Fuentes empresarias que trabajan en la región consideran que el actual escenario podría representar “el vértice inferior de la V” en términos de actividad, a partir de los compromisos asumidos por distintas operadoras para reincorporar equipos de perforación y workover durante los próximos meses.
“No sabemos de cuánto será la recuperación, ni a qué velocidad, pero peor que ahora no deberíamos estar”, resumió uno de los referentes consultados por ADNSUR.
Las expectativas se apoyan en los anuncios oficiales vinculado a la suba de al menos 3 equipos de perforación adicionales para la segunda mitad del año (anunciados por PECOM, Crown Point, CAPSA y el perforador adicional de Pan American), además de esquemas de trabajo compartido entre compañías para sostener actividad de perforación y servicios especiales.
Desde Santa Cruz, referentes vinculados a las nuevas operadoras que asumieron las áreas de YPF aseguran que los resultados de la actividad empezarán a verse en los próximos meses, reflejado al menos en una ralentización de la curva de caída.

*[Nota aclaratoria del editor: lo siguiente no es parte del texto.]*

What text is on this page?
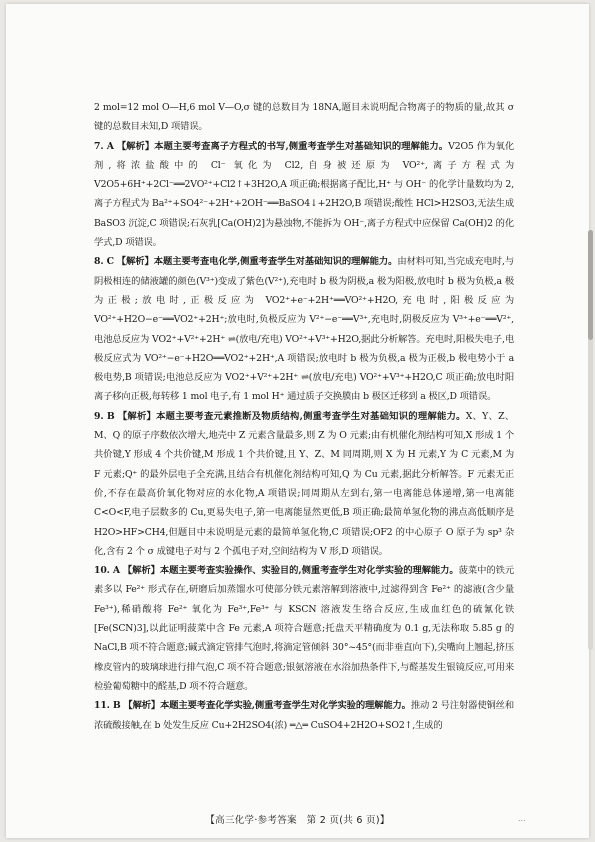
2 mol=12 mol O—H,6 mol V—O,σ 键的总数目为 18NA,题目未说明配合物离子的物质的量,故其 σ 键的总数目未知,D 项错误。

7. A 【解析】本题主要考查离子方程式的书写,侧重考查学生对基础知识的理解能力。V2O5 作为氧化剂,将浓盐酸中的 Cl⁻ 氧化为 Cl2,自身被还原为 VO²⁺,离子方程式为 V2O5+6H⁺+2Cl⁻══2VO²⁺+Cl2↑+3H2O,A 项正确;根据离子配比,H⁺ 与 OH⁻ 的化学计量数均为 2,离子方程式为 Ba²⁺+SO4²⁻+2H⁺+2OH⁻══BaSO4↓+2H2O,B 项错误;酸性 HCl>H2SO3,无法生成 BaSO3 沉淀,C 项错误;石灰乳[Ca(OH)2]为悬浊物,不能拆为 OH⁻,离子方程式中应保留 Ca(OH)2 的化学式,D 项错误。

8. C 【解析】本题主要考查电化学,侧重考查学生对基础知识的理解能力。由材料可知,当完成充电时,与阴极相连的储液罐的颜色(V³⁺)变成了紫色(V²⁺),充电时 b 极为阴极,a 极为阳极,放电时 b 极为负极,a 极为正极;放电时,正极反应为 VO2⁺+e⁻+2H⁺══VO²⁺+H2O,充电时,阳极反应为 VO²⁺+H2O−e⁻══VO2⁺+2H⁺;放电时,负极反应为 V²⁺−e⁻══V³⁺,充电时,阴极反应为 V³⁺+e⁻══V²⁺,电池总反应为 VO2⁺+V²⁺+2H⁺ ⇌(放电/充电) VO²⁺+V³⁺+H2O,据此分析解答。充电时,阳极失电子,电极反应式为 VO²⁺−e⁻+H2O══VO2⁺+2H⁺,A 项错误;放电时 b 极为负极,a 极为正极,b 极电势小于 a 极电势,B 项错误;电池总反应为 VO2⁺+V²⁺+2H⁺ ⇌(放电/充电) VO²⁺+V³⁺+H2O,C 项正确;放电时阳离子移向正极,每转移 1 mol 电子,有 1 mol H⁺ 通过质子交换膜由 b 极区迁移到 a 极区,D 项错误。

9. B 【解析】本题主要考查元素推断及物质结构,侧重考查学生对基础知识的理解能力。X、Y、Z、M、Q 的原子序数依次增大,地壳中 Z 元素含量最多,则 Z 为 O 元素;由有机催化剂结构可知,X 形成 1 个共价键,Y 形成 4 个共价键,M 形成 1 个共价键,且 Y、Z、M 同周期,则 X 为 H 元素,Y 为 C 元素,M 为 F 元素;Q⁺ 的最外层电子全充满,且结合有机催化剂结构可知,Q 为 Cu 元素,据此分析解答。F 元素无正价,不存在最高价氧化物对应的水化物,A 项错误;同周期从左到右,第一电离能总体递增,第一电离能 C<O<F,电子层数多的 Cu,更易失电子,第一电离能显然更低,B 项正确;最简单氢化物的沸点高低顺序是 H2O>HF>CH4,但题目中未说明是元素的最简单氢化物,C 项错误;OF2 的中心原子 O 原子为 sp³ 杂化,含有 2 个 σ 成键电子对与 2 个孤电子对,空间结构为 V 形,D 项错误。

10. A 【解析】本题主要考查实验操作、实验目的,侧重考查学生对化学实验的理解能力。菠菜中的铁元素多以 Fe²⁺ 形式存在,研磨后加蒸馏水可使部分铁元素溶解到溶液中,过滤得到含 Fe²⁺ 的滤液(含少量 Fe³⁺),稀硝酸将 Fe²⁺ 氧化为 Fe³⁺,Fe³⁺ 与 KSCN 溶液发生络合反应,生成血红色的硫氰化铁[Fe(SCN)3],以此证明菠菜中含 Fe 元素,A 项符合题意;托盘天平精确度为 0.1 g,无法称取 5.85 g 的 NaCl,B 项不符合题意;碱式滴定管排气泡时,将滴定管倾斜 30°~45°(而非垂直向下),尖嘴向上翘起,挤压橡皮管内的玻璃球进行排气泡,C 项不符合题意;银氨溶液在水浴加热条件下,与醛基发生银镜反应,可用来检验葡萄糖中的醛基,D 项不符合题意。

11. B 【解析】本题主要考查化学实验,侧重考查学生对化学实验的理解能力。推动 2 号注射器使铜丝和浓硫酸接触,在 b 处发生反应 Cu+2H2SO4(浓) ═△═ CuSO4+2H2O+SO2↑,生成的

【高三化学·参考答案　第 2 页(共 6 页)】	...
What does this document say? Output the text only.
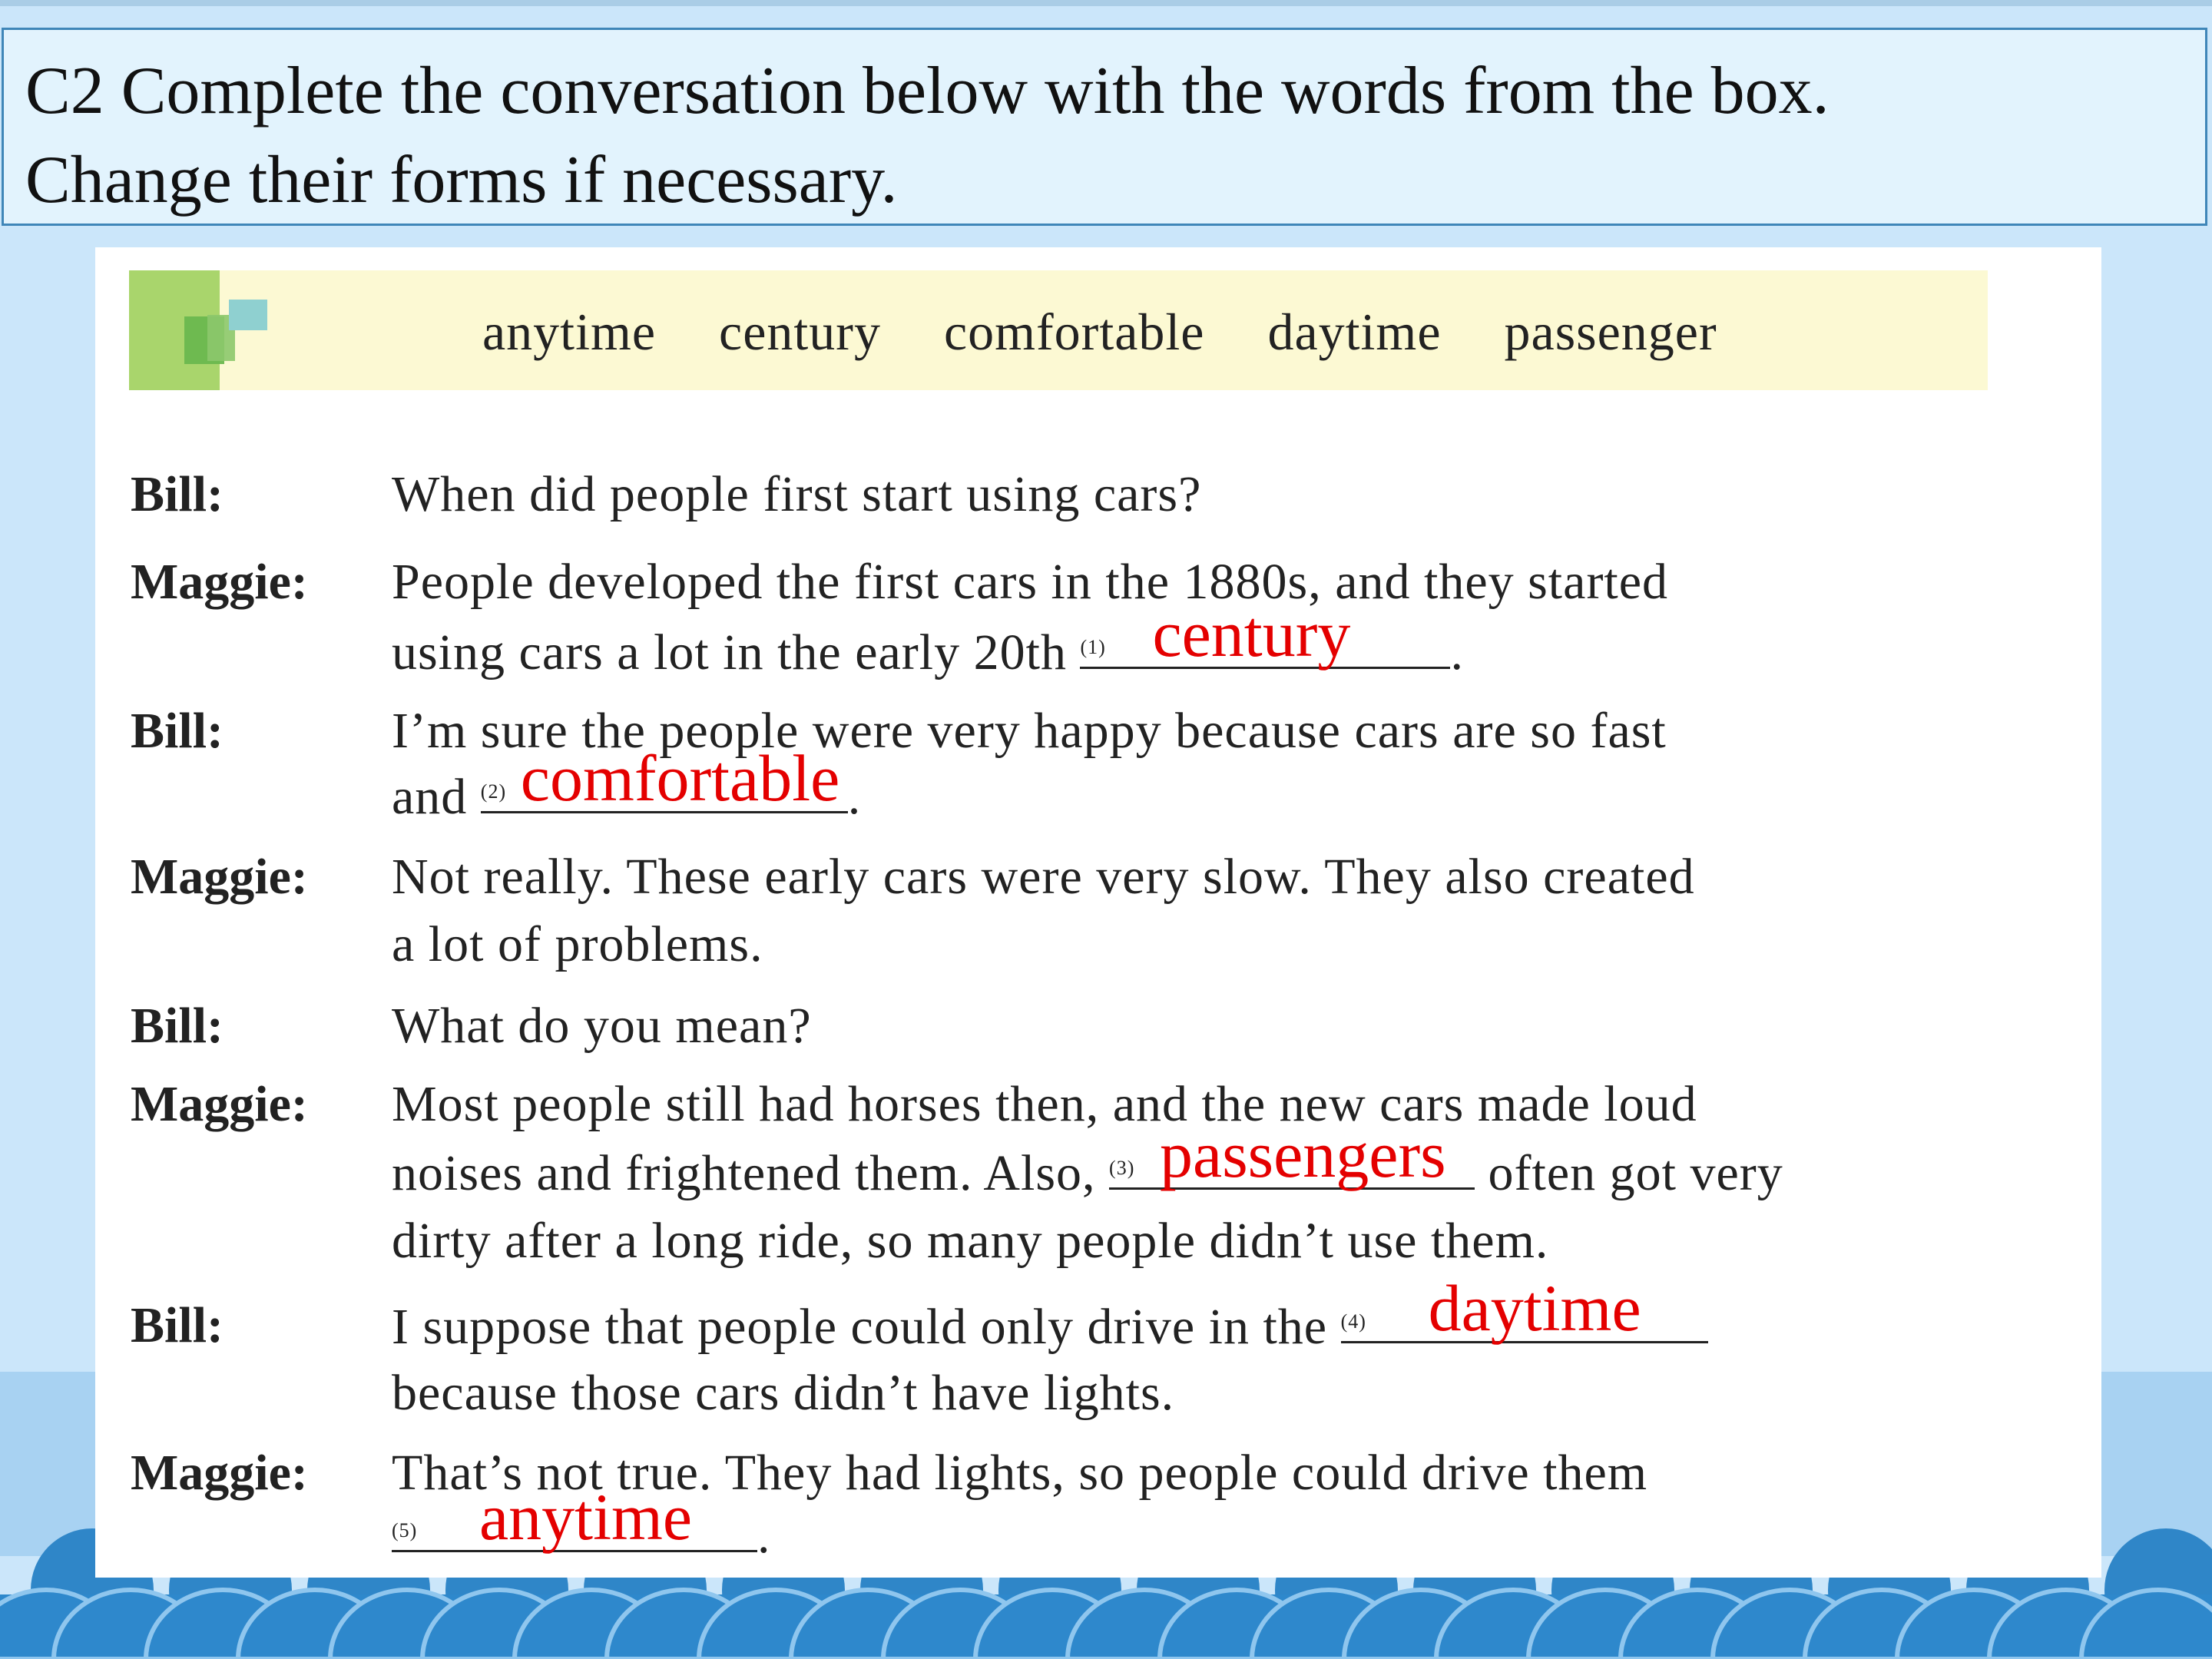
C2 Complete the conversation below with the words from the box.
Change their forms if necessary.
anytime century comfortable daytime passenger
Bill:	When did people first start using cars?
Maggie: People developed the first cars in the 1880s, and they started
using cars a lot in the early 20th (1) century .
Bill:	I’m sure the people were very happy because cars are so fast
and (2) comfortable .
Maggie: Not really. These early cars were very slow. They also created
a lot of problems.
Bill:	What do you mean?
Maggie: Most people still had horses then, and the new cars made loud
noises and frightened them. Also, (3) passengers often got very
dirty after a long ride, so many people didn’t use them.
Bill:	I suppose that people could only drive in the (4) daytime
because those cars didn’t have lights.
Maggie: That’s not true. They had lights, so people could drive them
(5) anytime .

“Hay yacimientos chicos con esfuerzos muy grandes, que a partir de la reactivación de pozos van a mostrar resultados en poco tiempo”, sintetizó uno de ellos. Aun así, en ambas provincias se reconoce que todavía quedan por delante ajustes en la cantidad de trabajadores, ya que “hay empresas de servicios que quedaron sobre estructuradas para el nivel de actividad de hoy”.
A esto se suman los cambios de contratistas que hacen ruido por la falta de procesos licitatorios, que den más claridad a esa transición, según el reclamo que se escuchó fuerte desde Chubut el año pasado y que ahora empieza a escucharse también en Santa Cruz.
Un punto de partida para comparar a fin de año
La inestabilidad a ambos lados del puesto Ramón Santos se vio reflejada en un reciente plenario de los petroleros de Chubut, donde los dirigentes enumeraron empresas con problemas para pago de salarios y riesgos de continuidad en puestos de trabajo. No en vano hablaron también de la continuidad de acuerdos indemnizatorios con el 20% adicional, alertando que esa opción aun se encuentra vigente.
En ese contexto, no es extraño que persistan miradas mucho más cautelosas, frente a las proyecciones del cambio de tendencia productiva. Técnicos consultados relativizan el efecto que podría generar la incorporación de los equipos adicionales, al indicaro que, dependiendo del tipo de pozo diseñado y del área en que se perfore, podrían «no mover mucho el amperímetro».
“Con estos precios se encontró un piso de producción, pero si el contexto empeora en seis meses podríamos volver a caer fuerte”, sostuvo uno de ellos, con amplia trayectoria en la cuenca. ¿Cuál es el piso actual? En mayo, el promedio de producción se ubicaría en torno a los 116.000 barriles por día. Si en diciembre el volumen es superior a esa marca, se podrá constatar que los anuncios más optimistas se plasmaron en la realidad.
Entre los factores que siguen condicionando la actividad aparecen el aumento de costos en dólares, estimado entre un 15 y 20% adicional.
En ese escenario de reacomodos, con recambio de contratistas y una caída de empleo que no se refleja aún en toda su magnitud, pero con un panorama más optimistas que el de inicios de año con el barril a 60 dólares, la cuenca San Jorge aspira a encontrar al menos una certeza: definir si ya alcanzó el fondo del pozo, para aspirar desde ese punto a verificar algún tipo de mejora.